Il ricordo di un uomo come Giovanni Battista Massimino da oggi vivrà per sempre sul suolo salmourese, con un segno tangibile: l’inaugurazione il 2 agosto scorso di una piazza in suo onore, proprio di fronte alla sede della Pro loco, che di fatto fondò. O per meglio dire, ne fu il precursore, facendo nascere l’associazione Amici di Salmour che ebbe poi i felici sviluppi con la già citata Pro loco. E fu soprattutto con il suo impegno civile una figura importante, perché sindaco del paese per ben cinque mandati, dal 1970 al 1980, dal 1990 al 1999 e dal 2003 al 2006.

Il momento istituzionale è stato condiviso da cittadinanza e autorità. A esprimerne l’essenza il sindaco Roberto Salvatore: "Siamo qui per celebrare un giorno che segna un momento significativo nella storia della nostra comunità. Mentre iniziamo i festeggiamenti della nostra comunità per la settimana del Santo Patrono, Sant’Eusebio, ci ritroviamo per rendere omaggio a una figura che ha lasciato un’impronta indelebile nella crescita e nel progresso di Salmour: il Cavalier Giovanni Battista Massimino.

Intitolare questa piazza al nome di Massimino non è un gesto puramente simbolico, ma una decisione profonda che trae le sue radici nell’impegno e nel sacrificio che ha caratterizzato parte di Giovanni Battista al servizio della nostra comunità".
"Oltre ad essere primo cittadino per cinque mandati, Giovanni Battista Massimino è stato, innanzitutto, un uomo che ha vissuto con passione tra la gente di Salmour, un uomo che ha scelto di dedicarsi al miglioramento del nostro paese.

Amava incontrare i cittadini nel cuore della sera, seduta sulla panchina davanti al municipio, piuttosto che riceverli nel suo ufficio. - conclude ancora commosso l’attuale amministratore salmourese - Era un uomo che credeva nel dialogo diretto, nella condivisione quotidiana delle idee, convinto che ogni gesto di attenzione e vicinanza fosse fondamentale per il benessere della nostra comunità. Non possiamo definire Giovanni Massimino semplicemente un politico.

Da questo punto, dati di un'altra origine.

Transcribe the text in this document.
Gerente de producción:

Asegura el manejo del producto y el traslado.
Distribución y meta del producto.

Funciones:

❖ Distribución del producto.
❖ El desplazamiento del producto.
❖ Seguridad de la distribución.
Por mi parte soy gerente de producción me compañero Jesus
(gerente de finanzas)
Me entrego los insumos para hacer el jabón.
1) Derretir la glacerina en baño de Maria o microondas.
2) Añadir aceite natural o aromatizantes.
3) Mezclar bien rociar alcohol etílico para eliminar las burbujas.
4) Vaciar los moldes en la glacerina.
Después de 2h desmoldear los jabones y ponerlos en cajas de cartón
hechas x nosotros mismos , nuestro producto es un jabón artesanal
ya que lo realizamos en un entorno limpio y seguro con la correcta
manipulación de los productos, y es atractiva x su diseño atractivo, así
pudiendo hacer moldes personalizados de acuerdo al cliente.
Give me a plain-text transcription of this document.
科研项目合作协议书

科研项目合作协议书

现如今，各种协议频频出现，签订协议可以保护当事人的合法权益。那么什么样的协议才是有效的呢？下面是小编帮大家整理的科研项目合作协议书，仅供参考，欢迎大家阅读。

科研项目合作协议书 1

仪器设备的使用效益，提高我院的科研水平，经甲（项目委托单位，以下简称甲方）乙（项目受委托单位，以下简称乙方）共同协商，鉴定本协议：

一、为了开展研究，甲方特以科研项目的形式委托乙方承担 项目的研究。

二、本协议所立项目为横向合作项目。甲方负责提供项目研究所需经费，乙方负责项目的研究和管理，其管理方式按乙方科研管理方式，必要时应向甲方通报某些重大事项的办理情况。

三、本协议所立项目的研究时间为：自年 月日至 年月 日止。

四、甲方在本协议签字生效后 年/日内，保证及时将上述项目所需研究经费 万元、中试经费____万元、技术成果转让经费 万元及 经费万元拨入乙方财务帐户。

È stato infatti un amministratore, un uomo dei vecchi tempi dove le strette di mano erano più importanti delle carte ufficiali. In quel tempo il suo impegno è sempre stato costante e sincero. È stato un fondatore, forse un visionario, che ha compreso l’importanza della collaborazione e del coinvolgimento attivo della comunità per creare le basi di un futuro prospero. Un esempio che ci insegna che l’impegno civico va al di là dei ruoli e delle cariche, che ogni singolo gesto d’amore verso la propria comunità può fare la differenza e contribuire alla costruzione di un mondo migliore".